Barely a week after bouncing back from a price plunge following the ban on ICOs, Bitcoin is being battered again with reports that Chinese authorities are planning to close digital currency exchanges in the country.

Chinese business news outlet Caixin reported on Friday that financial regulators have decided to stop cryptocurrency trading on domestic exchanges, although over-the-counter transactions will still be allowed.

Though unconfirmed—the People’s Bank of China has yet to make an announcement—the report has prompted some exchanges to suspend trading, while investors rushed to sell their cryptocurrencies for cash. The price of Bitcoin dropped to $4,100 level on Monday, according to data. Bitcoin Cash, on the other hand, is currently holding at $531, according to

OKCoin, BTC China and Huobi, which are considered to be China’s three biggest exchanges, announced on their websites that they have yet to receive a notice from the regulatory body. However, if the report is true, BTC China said it will stop offering bitcoin to RMB transactions on its platform.

“Bit Coin China, as a Chinese enterprise, to comply with the local regulatory policy is the basic principles of business operations. If the report is true, we will firmly support the regulatory policy… and resolutely protect the customer’s asset security,” BTC China said.

The news of a possible exchange ban comes as China attempts to minimize financial risks ahead of a key Community Part leadership reshuffle in October. The order is in line with Beijing’s efforts to eliminate money laundering and choke off capital outflows.
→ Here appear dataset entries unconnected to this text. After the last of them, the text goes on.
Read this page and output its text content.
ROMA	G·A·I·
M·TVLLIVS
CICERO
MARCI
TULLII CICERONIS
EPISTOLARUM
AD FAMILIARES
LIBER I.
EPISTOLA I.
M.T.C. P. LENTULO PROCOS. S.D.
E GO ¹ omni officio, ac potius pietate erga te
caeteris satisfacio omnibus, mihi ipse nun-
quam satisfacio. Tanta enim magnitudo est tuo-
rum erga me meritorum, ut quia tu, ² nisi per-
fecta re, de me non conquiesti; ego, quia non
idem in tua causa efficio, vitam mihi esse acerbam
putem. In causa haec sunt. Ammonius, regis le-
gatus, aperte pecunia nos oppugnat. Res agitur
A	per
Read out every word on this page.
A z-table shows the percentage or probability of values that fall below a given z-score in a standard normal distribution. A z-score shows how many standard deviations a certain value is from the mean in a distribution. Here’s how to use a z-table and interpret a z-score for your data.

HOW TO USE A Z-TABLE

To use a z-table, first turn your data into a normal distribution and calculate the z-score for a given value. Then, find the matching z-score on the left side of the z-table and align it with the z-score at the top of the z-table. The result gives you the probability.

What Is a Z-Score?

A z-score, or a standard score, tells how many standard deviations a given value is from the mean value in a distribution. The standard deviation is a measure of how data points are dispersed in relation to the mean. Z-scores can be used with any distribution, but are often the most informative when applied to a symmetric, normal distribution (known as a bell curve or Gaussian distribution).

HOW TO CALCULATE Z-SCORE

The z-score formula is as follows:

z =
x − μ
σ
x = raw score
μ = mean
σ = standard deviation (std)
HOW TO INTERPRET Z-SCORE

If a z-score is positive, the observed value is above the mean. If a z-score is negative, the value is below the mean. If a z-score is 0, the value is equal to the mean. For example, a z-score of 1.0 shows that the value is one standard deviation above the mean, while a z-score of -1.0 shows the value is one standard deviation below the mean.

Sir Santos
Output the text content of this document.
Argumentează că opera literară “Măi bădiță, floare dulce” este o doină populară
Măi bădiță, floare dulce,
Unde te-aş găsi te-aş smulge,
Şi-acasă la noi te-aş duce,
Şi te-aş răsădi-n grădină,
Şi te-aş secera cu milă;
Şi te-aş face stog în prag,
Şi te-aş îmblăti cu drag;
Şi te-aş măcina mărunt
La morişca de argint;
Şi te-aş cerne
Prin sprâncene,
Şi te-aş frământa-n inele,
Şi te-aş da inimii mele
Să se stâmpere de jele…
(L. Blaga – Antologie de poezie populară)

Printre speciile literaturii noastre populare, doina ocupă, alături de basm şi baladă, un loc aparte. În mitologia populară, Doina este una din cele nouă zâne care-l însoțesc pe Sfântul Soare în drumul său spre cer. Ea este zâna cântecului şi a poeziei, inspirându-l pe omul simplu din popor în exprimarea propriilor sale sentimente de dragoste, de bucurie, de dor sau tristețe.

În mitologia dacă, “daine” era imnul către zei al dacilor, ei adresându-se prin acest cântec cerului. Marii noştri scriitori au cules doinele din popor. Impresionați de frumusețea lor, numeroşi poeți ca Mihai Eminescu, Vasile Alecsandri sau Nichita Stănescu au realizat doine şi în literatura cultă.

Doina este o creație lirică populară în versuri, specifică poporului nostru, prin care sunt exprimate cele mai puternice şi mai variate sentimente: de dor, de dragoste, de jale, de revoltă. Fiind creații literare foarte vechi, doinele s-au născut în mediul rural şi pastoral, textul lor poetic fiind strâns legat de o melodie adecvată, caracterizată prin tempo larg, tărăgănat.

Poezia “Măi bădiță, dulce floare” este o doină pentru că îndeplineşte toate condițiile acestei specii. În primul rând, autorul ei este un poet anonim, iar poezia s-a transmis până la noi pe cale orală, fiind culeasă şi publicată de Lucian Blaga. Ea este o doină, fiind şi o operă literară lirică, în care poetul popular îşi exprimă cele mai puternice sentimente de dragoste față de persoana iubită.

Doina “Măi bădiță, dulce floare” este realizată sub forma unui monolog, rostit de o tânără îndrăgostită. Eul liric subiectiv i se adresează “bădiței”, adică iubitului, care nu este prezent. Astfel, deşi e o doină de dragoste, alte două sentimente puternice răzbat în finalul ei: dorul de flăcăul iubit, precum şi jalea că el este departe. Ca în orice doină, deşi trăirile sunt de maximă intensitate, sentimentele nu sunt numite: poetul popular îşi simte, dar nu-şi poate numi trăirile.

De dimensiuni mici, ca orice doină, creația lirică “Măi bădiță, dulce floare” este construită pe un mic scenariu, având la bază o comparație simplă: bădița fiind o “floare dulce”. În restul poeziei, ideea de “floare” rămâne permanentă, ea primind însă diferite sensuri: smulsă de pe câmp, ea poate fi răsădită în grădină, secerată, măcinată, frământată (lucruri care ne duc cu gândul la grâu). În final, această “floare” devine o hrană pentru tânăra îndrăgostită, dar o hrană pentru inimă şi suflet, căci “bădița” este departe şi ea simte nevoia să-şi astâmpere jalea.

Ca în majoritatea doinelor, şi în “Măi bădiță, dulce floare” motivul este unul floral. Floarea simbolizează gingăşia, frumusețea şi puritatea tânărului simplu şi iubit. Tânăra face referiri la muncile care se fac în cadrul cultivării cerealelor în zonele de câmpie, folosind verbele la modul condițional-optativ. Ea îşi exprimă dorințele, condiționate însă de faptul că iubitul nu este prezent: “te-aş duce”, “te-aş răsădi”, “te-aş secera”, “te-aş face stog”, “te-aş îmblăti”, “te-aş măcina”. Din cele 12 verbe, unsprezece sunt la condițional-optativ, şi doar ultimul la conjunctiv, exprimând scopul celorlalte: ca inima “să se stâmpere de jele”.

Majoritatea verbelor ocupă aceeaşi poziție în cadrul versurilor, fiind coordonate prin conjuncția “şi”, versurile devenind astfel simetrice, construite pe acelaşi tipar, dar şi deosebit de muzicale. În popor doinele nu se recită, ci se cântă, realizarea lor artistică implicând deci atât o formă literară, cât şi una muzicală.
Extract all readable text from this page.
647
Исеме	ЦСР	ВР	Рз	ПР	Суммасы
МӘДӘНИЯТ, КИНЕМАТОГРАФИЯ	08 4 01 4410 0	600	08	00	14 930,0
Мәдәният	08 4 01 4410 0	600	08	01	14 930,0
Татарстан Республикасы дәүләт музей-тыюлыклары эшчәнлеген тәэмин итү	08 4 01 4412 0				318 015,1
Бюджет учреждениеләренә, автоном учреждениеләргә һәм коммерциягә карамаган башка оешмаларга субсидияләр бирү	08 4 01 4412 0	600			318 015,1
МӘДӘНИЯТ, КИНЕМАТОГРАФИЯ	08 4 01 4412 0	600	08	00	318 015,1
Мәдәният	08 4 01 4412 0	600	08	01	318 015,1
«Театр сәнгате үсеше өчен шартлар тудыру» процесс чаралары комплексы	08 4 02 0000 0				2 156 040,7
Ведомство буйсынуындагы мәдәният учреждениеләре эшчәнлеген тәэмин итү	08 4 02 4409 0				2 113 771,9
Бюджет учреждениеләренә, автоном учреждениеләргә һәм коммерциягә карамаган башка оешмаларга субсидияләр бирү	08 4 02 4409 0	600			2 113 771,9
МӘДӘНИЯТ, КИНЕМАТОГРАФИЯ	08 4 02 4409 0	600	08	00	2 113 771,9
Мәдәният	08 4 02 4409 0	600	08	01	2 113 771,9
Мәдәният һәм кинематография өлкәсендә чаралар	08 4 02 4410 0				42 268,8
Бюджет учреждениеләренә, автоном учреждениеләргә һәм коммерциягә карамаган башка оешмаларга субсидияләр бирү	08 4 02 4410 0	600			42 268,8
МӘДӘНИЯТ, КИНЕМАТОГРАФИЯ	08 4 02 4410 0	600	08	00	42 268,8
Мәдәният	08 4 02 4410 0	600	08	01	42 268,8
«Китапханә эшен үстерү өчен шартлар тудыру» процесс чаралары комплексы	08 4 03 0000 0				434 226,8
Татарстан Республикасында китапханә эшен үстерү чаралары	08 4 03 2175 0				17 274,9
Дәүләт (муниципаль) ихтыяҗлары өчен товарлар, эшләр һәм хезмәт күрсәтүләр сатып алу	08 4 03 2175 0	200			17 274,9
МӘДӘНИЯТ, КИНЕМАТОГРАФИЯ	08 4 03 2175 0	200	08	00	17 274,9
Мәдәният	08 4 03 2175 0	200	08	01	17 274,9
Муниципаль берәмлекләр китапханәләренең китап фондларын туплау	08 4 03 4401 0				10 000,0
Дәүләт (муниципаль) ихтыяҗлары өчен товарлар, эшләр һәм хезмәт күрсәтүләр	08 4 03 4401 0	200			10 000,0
In February, major digital currency exchanges in China stopped Bitcoin withdrawals on their respective platforms while they improve their anti-money laundering capabilities to prevent “illegal transactions” as part of the requirements set by the Chinese central bank.

The exchange ban, however, is unlikely to have lasting impact on the global price of cryptocurrencies, according to Jon Holmquist, marketing manager of bitFlyer USA.

“While it may appear to be negative news, I think that Bitcoin has expanded far beyond a single country at this point,” Holmquist said. “I think that ultimately a single country’s decisions for or against Bitcoin won’t ultimately affect the price in the long term.”